India has set in motion plans to revive talks on linking the Trade Related Intellectual Property Rights (TRIPS) pact of the World Trade Organisation to the Convention on Biodiversity (CBD) to check instances of biopiracy and misappropriation of traditional knowledge by global corporates.

Next month, India and a group of like-minded members of the WTO, including Brazil, South Africa and China, have planned a conference in Geneva on TRIPS, CBD and biopiracy to deliberate on ways to expedite talks on amending the TRIPS. The countries seek to bring in legislation such as benefit sharing and disclosure of source to stop biopiracy, a government official told BusinessLine .

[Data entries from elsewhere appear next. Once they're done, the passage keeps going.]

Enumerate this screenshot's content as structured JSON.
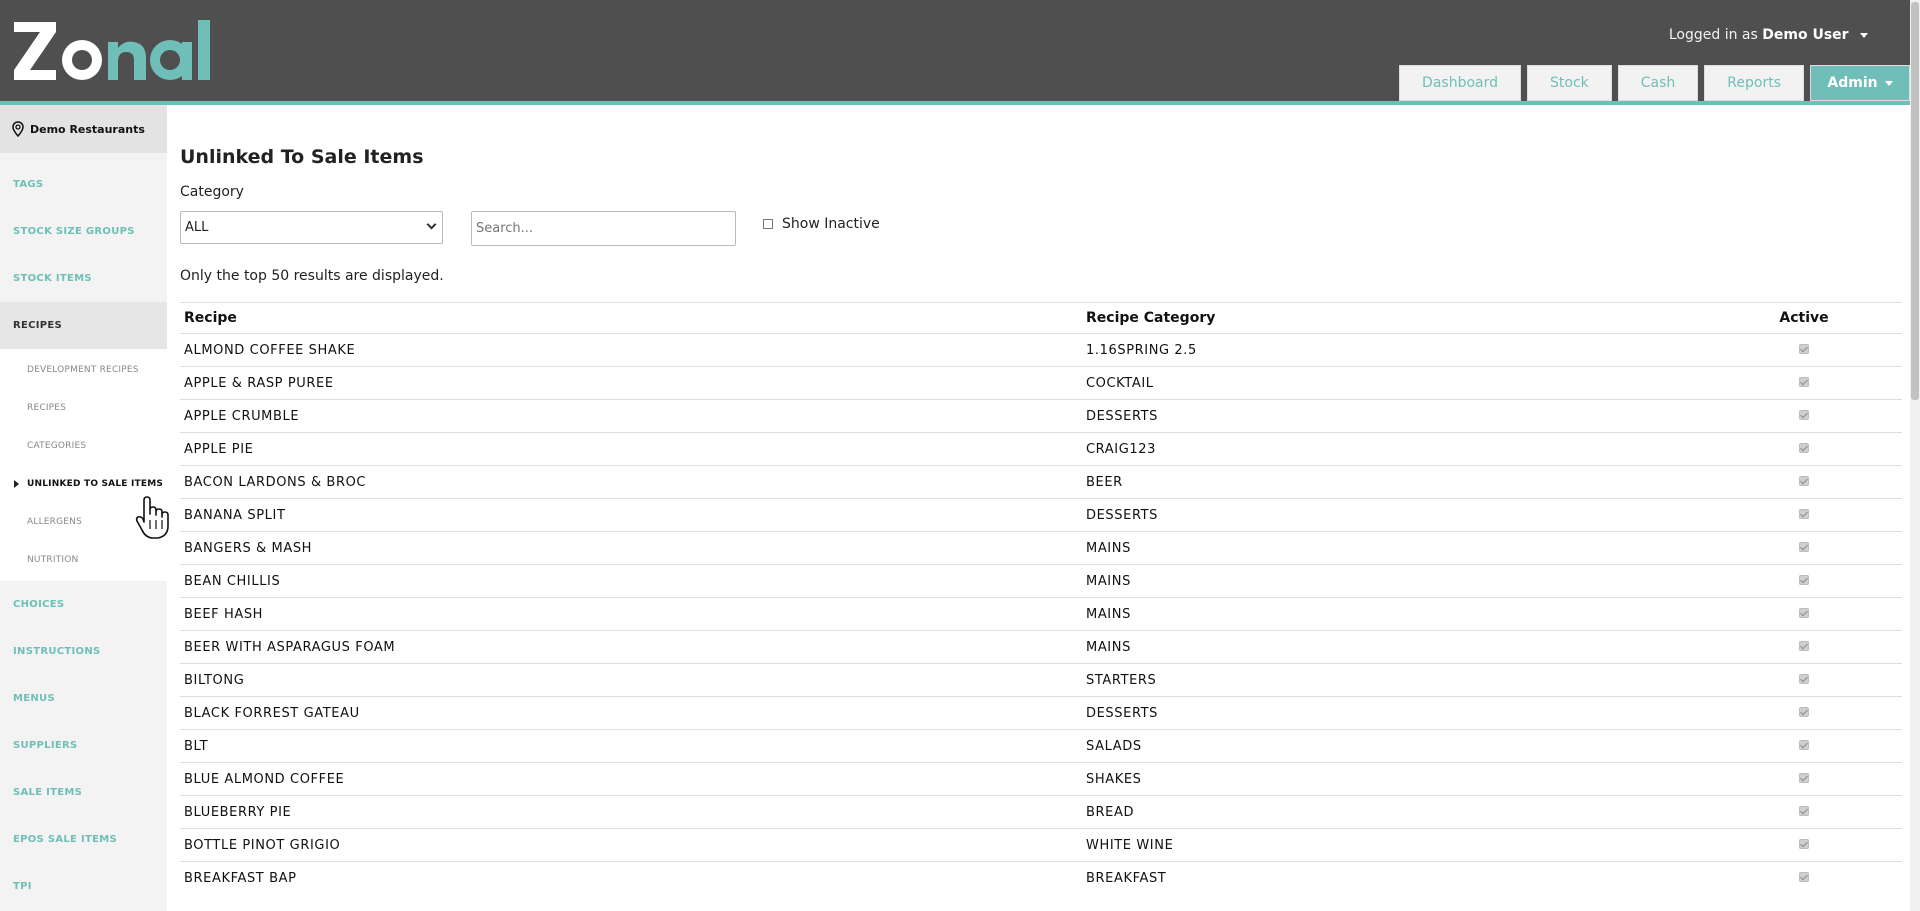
{
  "brand": {
    "name": "Zonal",
    "accent": "#6fbfb8",
    "header_bg": "#4f4f4f"
  },
  "user": {
    "prefix": "Logged in as",
    "name": "Demo User"
  },
  "nav": [
    {
      "label": "Dashboard"
    },
    {
      "label": "Stock"
    },
    {
      "label": "Cash"
    },
    {
      "label": "Reports"
    },
    {
      "label": "Admin"
    }
  ],
  "sidebar": {
    "location": "Demo Restaurants",
    "items_top": [
      "TAGS",
      "STOCK SIZE GROUPS",
      "STOCK ITEMS",
      "RECIPES"
    ],
    "sub_items": [
      "DEVELOPMENT RECIPES",
      "RECIPES",
      "CATEGORIES",
      "UNLINKED TO SALE ITEMS",
      "ALLERGENS",
      "NUTRITION"
    ],
    "items_bottom": [
      "CHOICES",
      "INSTRUCTIONS",
      "MENUS",
      "SUPPLIERS",
      "SALE ITEMS",
      "EPOS SALE ITEMS",
      "TPI"
    ]
  },
  "page": {
    "title": "Unlinked To Sale Items",
    "category_label": "Category",
    "category_value": "ALL",
    "search_placeholder": "Search...",
    "show_inactive_label": "Show Inactive",
    "note": "Only the top 50 results are displayed."
  },
  "table": {
    "headers": [
      "Recipe",
      "Recipe Category",
      "Active"
    ],
    "rows": [
      [
        "ALMOND COFFEE SHAKE",
        "1.16SPRING 2.5"
      ],
      [
        "APPLE & RASP PUREE",
        "COCKTAIL"
      ],
      [
        "APPLE CRUMBLE",
        "DESSERTS"
      ],
      [
        "APPLE PIE",
        "CRAIG123"
      ],
      [
        "BACON LARDONS & BROC",
        "BEER"
      ],
      [
        "BANANA SPLIT",
        "DESSERTS"
      ],
      [
        "BANGERS & MASH",
        "MAINS"
      ],
      [
        "BEAN CHILLIS",
        "MAINS"
      ],
      [
        "BEEF HASH",
        "MAINS"
      ],
      [
        "BEER WITH ASPARAGUS FOAM",
        "MAINS"
      ],
      [
        "BILTONG",
        "STARTERS"
      ],
      [
        "BLACK FORREST GATEAU",
        "DESSERTS"
      ],
      [
        "BLT",
        "SALADS"
      ],
      [
        "BLUE ALMOND COFFEE",
        "SHAKES"
      ],
      [
        "BLUEBERRY PIE",
        "BREAD"
      ],
      [
        "BOTTLE PINOT GRIGIO",
        "WHITE WINE"
      ],
      [
        "BREAKFAST BAP",
        "BREAKFAST"
      ]
    ]
  }
}
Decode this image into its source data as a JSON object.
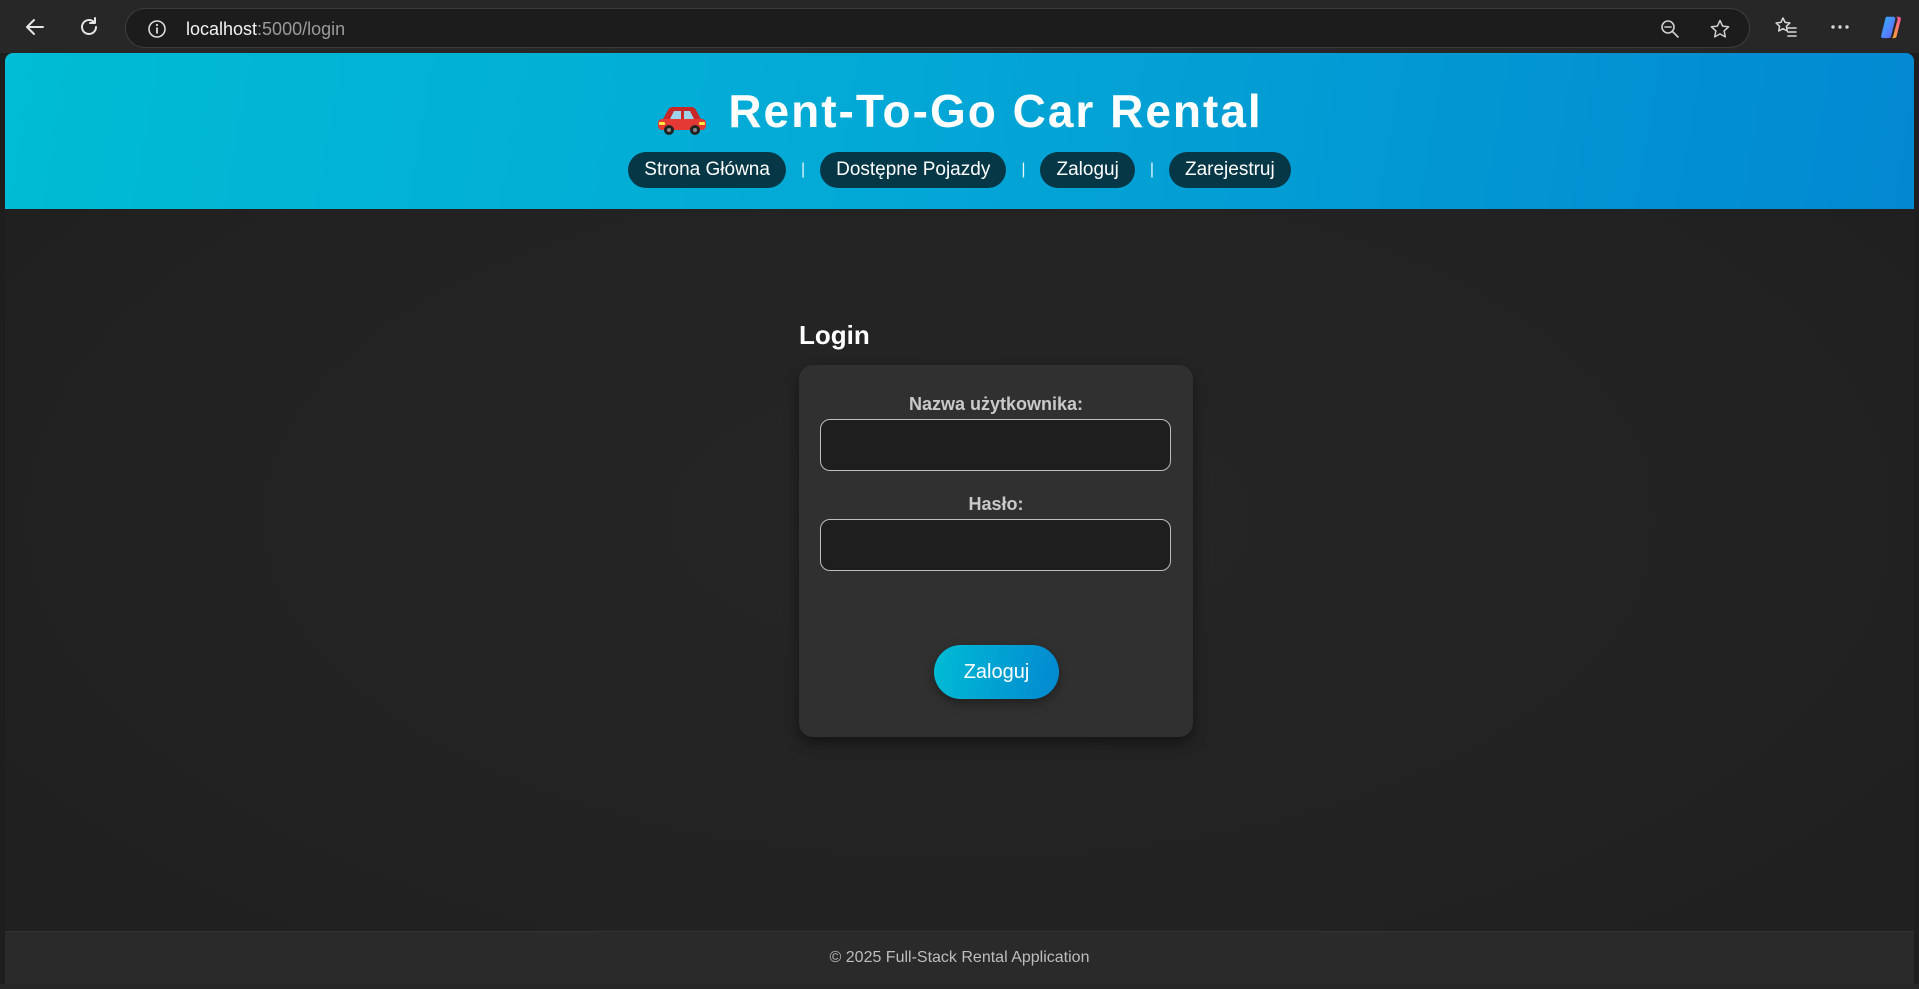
{
  "browser": {
    "url_host": "localhost",
    "url_path": ":5000/login",
    "icons": {
      "back": "back-arrow-icon",
      "reload": "reload-icon",
      "site_info": "info-icon",
      "zoom": "zoom-out-icon",
      "favorite": "star-icon",
      "favorites_list": "favorites-icon",
      "menu": "more-icon",
      "copilot": "copilot-icon"
    }
  },
  "header": {
    "title": "Rent-To-Go Car Rental",
    "logo_icon": "car-icon",
    "nav": {
      "home": "Strona Główna",
      "vehicles": "Dostępne Pojazdy",
      "login": "Zaloguj",
      "register": "Zarejestruj",
      "separator": "|"
    }
  },
  "main": {
    "heading": "Login",
    "form": {
      "username_label": "Nazwa użytkownika:",
      "username_value": "",
      "password_label": "Hasło:",
      "password_value": "",
      "submit_label": "Zaloguj"
    }
  },
  "footer": {
    "text": "© 2025 Full-Stack Rental Application"
  },
  "colors": {
    "header_gradient_start": "#00bcd4",
    "header_gradient_end": "#0288d1",
    "nav_pill": "#063746",
    "page_background": "#222222",
    "card_background": "#303030"
  }
}
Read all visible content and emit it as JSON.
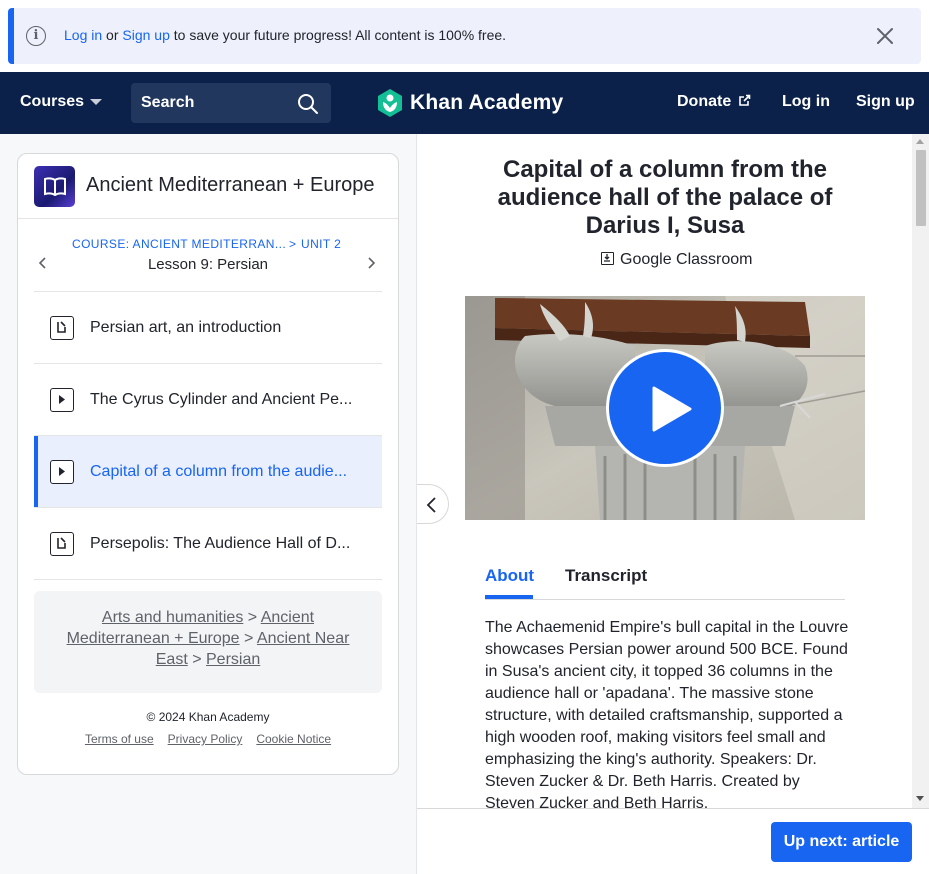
{
  "banner": {
    "login_link": "Log in",
    "or_text": " or ",
    "signup_link": "Sign up",
    "message": " to save your future progress! All content is 100% free."
  },
  "header": {
    "courses": "Courses",
    "search_label": "Search",
    "logo_text": "Khan Academy",
    "donate": "Donate",
    "login": "Log in",
    "signup": "Sign up"
  },
  "sidebar": {
    "course_title": "Ancient Mediterranean + Europe",
    "breadcrumb_course": "COURSE: ANCIENT MEDITERRAN...",
    "breadcrumb_sep": ">",
    "breadcrumb_unit": "UNIT 2",
    "lesson_title": "Lesson 9: Persian",
    "items": [
      {
        "label": "Persian art, an introduction",
        "type": "article",
        "active": false
      },
      {
        "label": "The Cyrus Cylinder and Ancient Pe...",
        "type": "video",
        "active": false
      },
      {
        "label": "Capital of a column from the audie...",
        "type": "video",
        "active": true
      },
      {
        "label": "Persepolis: The Audience Hall of D...",
        "type": "article",
        "active": false
      }
    ],
    "path": {
      "arts": "Arts and humanities",
      "sep": " > ",
      "ancient": "Ancient Mediterranean + Europe",
      "near_east": "Ancient Near East",
      "persian": "Persian"
    },
    "copyright": "© 2024 Khan Academy",
    "footer_links": {
      "terms": "Terms of use",
      "privacy": "Privacy Policy",
      "cookie": "Cookie Notice"
    }
  },
  "main": {
    "title": "Capital of a column from the audience hall of the palace of Darius I, Susa",
    "classroom": "Google Classroom",
    "tabs": [
      {
        "label": "About",
        "active": true
      },
      {
        "label": "Transcript",
        "active": false
      }
    ],
    "description": "The Achaemenid Empire's bull capital in the Louvre showcases Persian power around 500 BCE. Found in Susa's ancient city, it topped 36 columns in the audience hall or 'apadana'. The massive stone structure, with detailed craftsmanship, supported a high wooden roof, making visitors feel small and emphasizing the king's authority. Speakers: Dr. Steven Zucker & Dr. Beth Harris. Created by Steven Zucker and Beth Harris.",
    "up_next": "Up next: article"
  },
  "colors": {
    "accent": "#1865f2",
    "navy": "#0b2149",
    "logo_green": "#14bf96"
  }
}
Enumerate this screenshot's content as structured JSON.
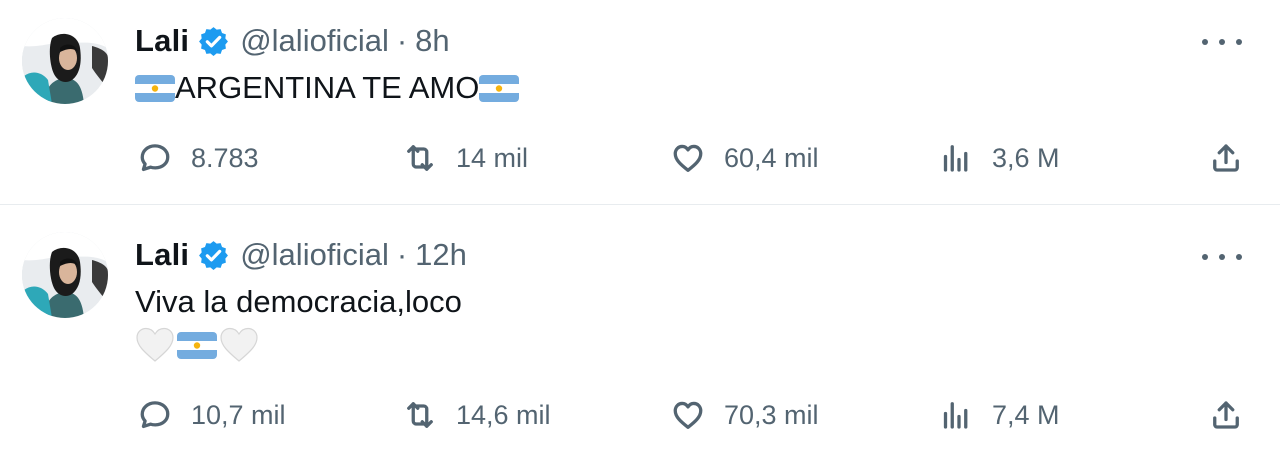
{
  "colors": {
    "verified": "#1d9bf0",
    "muted": "#536471",
    "text": "#0f1419",
    "flag_blue": "#74acdf",
    "sun": "#f6b40e"
  },
  "tweets": [
    {
      "name": "Lali",
      "handle": "@lalioficial",
      "separator": "·",
      "time": "8h",
      "text": "ARGENTINA TE AMO",
      "text_emoji": [
        "argentina-flag",
        "argentina-flag"
      ],
      "stats": {
        "replies": "8.783",
        "reposts": "14 mil",
        "likes": "60,4 mil",
        "views": "3,6 M"
      }
    },
    {
      "name": "Lali",
      "handle": "@lalioficial",
      "separator": "·",
      "time": "12h",
      "text": "Viva la democracia,loco",
      "text_emoji": [
        "white-heart",
        "argentina-flag",
        "white-heart"
      ],
      "stats": {
        "replies": "10,7 mil",
        "reposts": "14,6 mil",
        "likes": "70,3 mil",
        "views": "7,4 M"
      }
    }
  ],
  "icons": {
    "reply": "speech-bubble-icon",
    "repost": "repost-arrows-icon",
    "like": "heart-outline-icon",
    "views": "bar-chart-icon",
    "share": "share-upload-icon",
    "more": "more-dots-icon",
    "verified": "verified-badge-icon"
  }
}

“While the agenda of the on-going Doha round of the WTO clearly states that the relationship between the TRIPS Agreement and the UN Convention on biodiversity, the protection of traditional knowledge and folklore need to be looked at, the issue stands abandoned for the last few years. India and some other countries are determined to revive it and bring it back on the table,” the official said.

In the past, attempts have been made in Europe and the US to patent medicinal properties of plants such as neem, turmeric and ashvagandha which have been used as traditional medicines in India for centuries. “While India was able to stop the patents from being granted, many such attempts are successful and clearly show the adverse effects that a patent monopoly over traditional knowledge can have on indigenous communities that hold such knowledge,” the official said.

Source of origin

India wants that the TRIPS agreement should make it compulsory for patent applicants to disclose the source of origin of the biological resource and evidence of consent and benefit sharing with the traditional knowledge holder so that indigenous communities are not at a loss. Other WTO members which have been actively advocating the need to revive talks on TRIPS and CBD include Colombia, Ecuador, Indonesia, the African Group, the African-Caribbean-Pacific Group, Peru, and Thailand.

“There are a large number of developing nations that are interested in an effective global legal regime to check biopiracy as it is difficult to do so only through national laws. It is the developed countries that have been hindering the discussions. But the poorer countries are now determined to revive the talks as they are the worst victims of biopiracy,” the official said.

India circulated a work programme on the relationship between TRIPS and CBD at the WTO Ministerial Conference in Buenos Aires in December 2017. “Although the work programme was not adopted it generated a lot of interested amongst members and we got many queries on the matter,” the official said.